Кожные покровы становились сухими и чистыми, и, больше не ведая о своем сиротстве, мы уходили в мир. Из окон, забранных железными прутьями, внимательно следили глаза изъятелей, ведающих, что творят. Выдернув неприкаянную душу, они выслушивали ее обеты и, глумливо хихикая, отпускали до поры. Рождаясь в их мир, каждый из нас уносил в себе зуд жестокого и греховного беспамятства, от которого не было спасения.

Речь о смерти

Лицом к стене я пролежала три недели. Мысли слоились и сбивались в одной точке: она сияла страхом больницы. Закрывая глаза, я видела кривую иглу, занесенную над теменем. Через теменное отверстие, осторожно раздвинув затылочные кости, они извлекали что-то, похожее на глиняную фигурку. Под пальцами, затянутыми в резиновые перчатки, ручки и ножки ломались с хрустом. Отброшенные в ведро, стоящее у кровати, мелкие части оживали и ползли к стенкам. Блестящий инструмент, похожий на глубокую ложку, оскабливал череп изнутри, выбирал остатки. «Ты делала аборт?» – голосом отца Глеба кто-то спрашивал, склоняясь к моему изголовью. Этот кто-то, все время менявший обличья, стоял рядом. С трудом я вспоминала: изъятели, это – за мной. Боли я не чувствовала. «Ну вот, кажется и все, – усталый голос, пахнущий хлороформом, склонялся над ухом. – Все позади – теперь она не родит…»

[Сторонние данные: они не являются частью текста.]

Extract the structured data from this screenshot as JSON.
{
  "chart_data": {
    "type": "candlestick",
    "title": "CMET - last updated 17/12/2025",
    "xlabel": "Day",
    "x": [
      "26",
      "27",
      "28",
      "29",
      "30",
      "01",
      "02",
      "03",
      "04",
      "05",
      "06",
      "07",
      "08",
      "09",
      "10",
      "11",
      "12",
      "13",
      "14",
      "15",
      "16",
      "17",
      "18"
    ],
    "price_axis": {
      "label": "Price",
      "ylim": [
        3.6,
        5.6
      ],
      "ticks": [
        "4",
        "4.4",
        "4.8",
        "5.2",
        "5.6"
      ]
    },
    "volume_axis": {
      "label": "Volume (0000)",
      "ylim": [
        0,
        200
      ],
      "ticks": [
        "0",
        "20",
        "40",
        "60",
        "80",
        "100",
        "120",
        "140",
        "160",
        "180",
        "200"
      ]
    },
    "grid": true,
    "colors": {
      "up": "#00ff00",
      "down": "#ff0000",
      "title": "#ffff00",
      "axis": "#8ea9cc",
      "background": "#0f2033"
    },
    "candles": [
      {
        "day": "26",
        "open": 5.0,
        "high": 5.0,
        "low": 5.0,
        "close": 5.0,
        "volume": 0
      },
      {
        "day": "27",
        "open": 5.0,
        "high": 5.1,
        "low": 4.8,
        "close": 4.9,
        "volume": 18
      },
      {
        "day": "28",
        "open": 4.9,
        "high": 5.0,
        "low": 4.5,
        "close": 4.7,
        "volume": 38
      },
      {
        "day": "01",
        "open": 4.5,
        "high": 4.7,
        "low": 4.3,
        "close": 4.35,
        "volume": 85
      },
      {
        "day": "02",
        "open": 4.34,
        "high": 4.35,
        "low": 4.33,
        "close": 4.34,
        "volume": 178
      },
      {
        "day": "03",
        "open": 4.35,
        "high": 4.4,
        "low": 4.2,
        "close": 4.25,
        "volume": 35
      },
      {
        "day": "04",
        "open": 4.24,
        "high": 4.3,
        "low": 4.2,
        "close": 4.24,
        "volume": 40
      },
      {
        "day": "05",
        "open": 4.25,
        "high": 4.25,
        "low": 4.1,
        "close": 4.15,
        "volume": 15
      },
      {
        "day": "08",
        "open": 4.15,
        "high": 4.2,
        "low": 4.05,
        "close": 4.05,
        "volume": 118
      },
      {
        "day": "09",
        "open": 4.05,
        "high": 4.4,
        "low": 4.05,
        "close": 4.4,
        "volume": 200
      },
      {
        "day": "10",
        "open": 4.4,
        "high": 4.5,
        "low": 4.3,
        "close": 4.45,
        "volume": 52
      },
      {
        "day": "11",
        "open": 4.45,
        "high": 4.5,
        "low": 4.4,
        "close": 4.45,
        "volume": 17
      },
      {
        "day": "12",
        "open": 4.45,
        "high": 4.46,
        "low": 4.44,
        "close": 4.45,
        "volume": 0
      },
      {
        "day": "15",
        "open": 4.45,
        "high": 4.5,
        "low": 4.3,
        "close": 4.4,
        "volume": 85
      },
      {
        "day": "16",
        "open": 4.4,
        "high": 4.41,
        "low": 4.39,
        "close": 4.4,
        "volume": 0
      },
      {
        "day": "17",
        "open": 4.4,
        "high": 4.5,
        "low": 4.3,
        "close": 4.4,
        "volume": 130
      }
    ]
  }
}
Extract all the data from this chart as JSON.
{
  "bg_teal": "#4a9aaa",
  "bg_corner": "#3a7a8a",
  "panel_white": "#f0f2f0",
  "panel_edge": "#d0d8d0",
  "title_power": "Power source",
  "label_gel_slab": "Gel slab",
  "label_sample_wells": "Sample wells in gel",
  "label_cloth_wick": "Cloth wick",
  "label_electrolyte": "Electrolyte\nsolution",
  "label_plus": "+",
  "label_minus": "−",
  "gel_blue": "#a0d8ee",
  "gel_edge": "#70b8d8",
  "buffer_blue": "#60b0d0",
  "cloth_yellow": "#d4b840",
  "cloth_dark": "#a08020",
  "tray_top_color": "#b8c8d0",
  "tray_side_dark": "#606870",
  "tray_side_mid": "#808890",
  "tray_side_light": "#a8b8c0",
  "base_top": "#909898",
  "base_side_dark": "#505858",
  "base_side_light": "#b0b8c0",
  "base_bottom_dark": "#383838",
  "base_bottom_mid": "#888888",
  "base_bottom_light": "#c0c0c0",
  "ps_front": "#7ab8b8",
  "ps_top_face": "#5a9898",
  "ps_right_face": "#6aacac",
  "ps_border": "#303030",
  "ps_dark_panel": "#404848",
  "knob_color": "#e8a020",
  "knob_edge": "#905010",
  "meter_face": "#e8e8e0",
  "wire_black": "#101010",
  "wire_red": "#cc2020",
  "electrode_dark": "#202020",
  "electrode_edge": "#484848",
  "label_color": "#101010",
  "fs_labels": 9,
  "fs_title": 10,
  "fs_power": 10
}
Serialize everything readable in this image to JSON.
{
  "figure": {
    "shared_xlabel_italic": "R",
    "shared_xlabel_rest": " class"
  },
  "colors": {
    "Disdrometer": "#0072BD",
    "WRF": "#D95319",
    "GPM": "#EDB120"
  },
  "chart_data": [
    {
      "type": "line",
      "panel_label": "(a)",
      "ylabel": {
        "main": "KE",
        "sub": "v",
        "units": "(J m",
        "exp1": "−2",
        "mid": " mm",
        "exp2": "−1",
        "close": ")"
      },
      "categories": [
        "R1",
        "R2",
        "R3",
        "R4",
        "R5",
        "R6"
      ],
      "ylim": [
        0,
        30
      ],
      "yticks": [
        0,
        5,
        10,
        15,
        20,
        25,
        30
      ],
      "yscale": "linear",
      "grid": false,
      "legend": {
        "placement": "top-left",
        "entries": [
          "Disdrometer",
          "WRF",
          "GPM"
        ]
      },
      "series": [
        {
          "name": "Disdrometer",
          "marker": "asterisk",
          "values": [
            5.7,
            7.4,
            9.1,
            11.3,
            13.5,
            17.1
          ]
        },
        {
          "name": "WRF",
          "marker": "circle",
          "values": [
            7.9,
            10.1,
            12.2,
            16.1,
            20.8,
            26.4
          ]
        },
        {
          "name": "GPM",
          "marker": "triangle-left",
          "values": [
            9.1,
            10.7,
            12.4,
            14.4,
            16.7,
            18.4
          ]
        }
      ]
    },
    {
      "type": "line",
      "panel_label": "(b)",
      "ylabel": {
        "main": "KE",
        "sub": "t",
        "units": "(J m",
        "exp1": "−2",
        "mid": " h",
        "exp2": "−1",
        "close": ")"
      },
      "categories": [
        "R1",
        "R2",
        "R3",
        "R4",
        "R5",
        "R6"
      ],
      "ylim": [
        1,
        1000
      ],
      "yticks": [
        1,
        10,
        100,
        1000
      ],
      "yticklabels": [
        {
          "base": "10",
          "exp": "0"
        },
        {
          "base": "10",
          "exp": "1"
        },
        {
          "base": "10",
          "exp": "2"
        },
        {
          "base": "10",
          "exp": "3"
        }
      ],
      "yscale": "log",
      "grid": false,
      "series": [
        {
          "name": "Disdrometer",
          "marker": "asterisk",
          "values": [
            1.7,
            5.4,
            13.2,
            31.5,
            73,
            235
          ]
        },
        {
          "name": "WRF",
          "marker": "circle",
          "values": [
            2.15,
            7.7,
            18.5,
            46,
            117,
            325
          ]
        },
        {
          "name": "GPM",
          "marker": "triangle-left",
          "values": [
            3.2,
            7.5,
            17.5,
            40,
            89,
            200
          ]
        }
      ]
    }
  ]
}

Приходя в себя, я ощупывала нетронутую голову и думала о том, что это – до поры до времени. Отец Глеб, воспитанный жестокими книгами, мне не простит. Хитрая мысль блестела в мозгу: спасение – еда. Пока не отказываюсь, они не посмеют в больницу. Муж терпеливо подносил тарелки и забирал пустые: я съедала все, что подаст. Поднесенное и припахивало больничным. Унося тарелки, он старательно шутил над мой прожорливостью; ему вторило коридорное зеркало: чем больше ела, тем ничтожнее становилось мое отражение. Слежалые волосы обвисали тусклыми прядями, в углах рта спеклись бурые корки, глаза, ввалившись по контурам, дрожали темным блеском. «Может быть, все-таки проконсультироваться?» – муж спрашивал неуверенно, зная о возможных последствиях не хуже моего.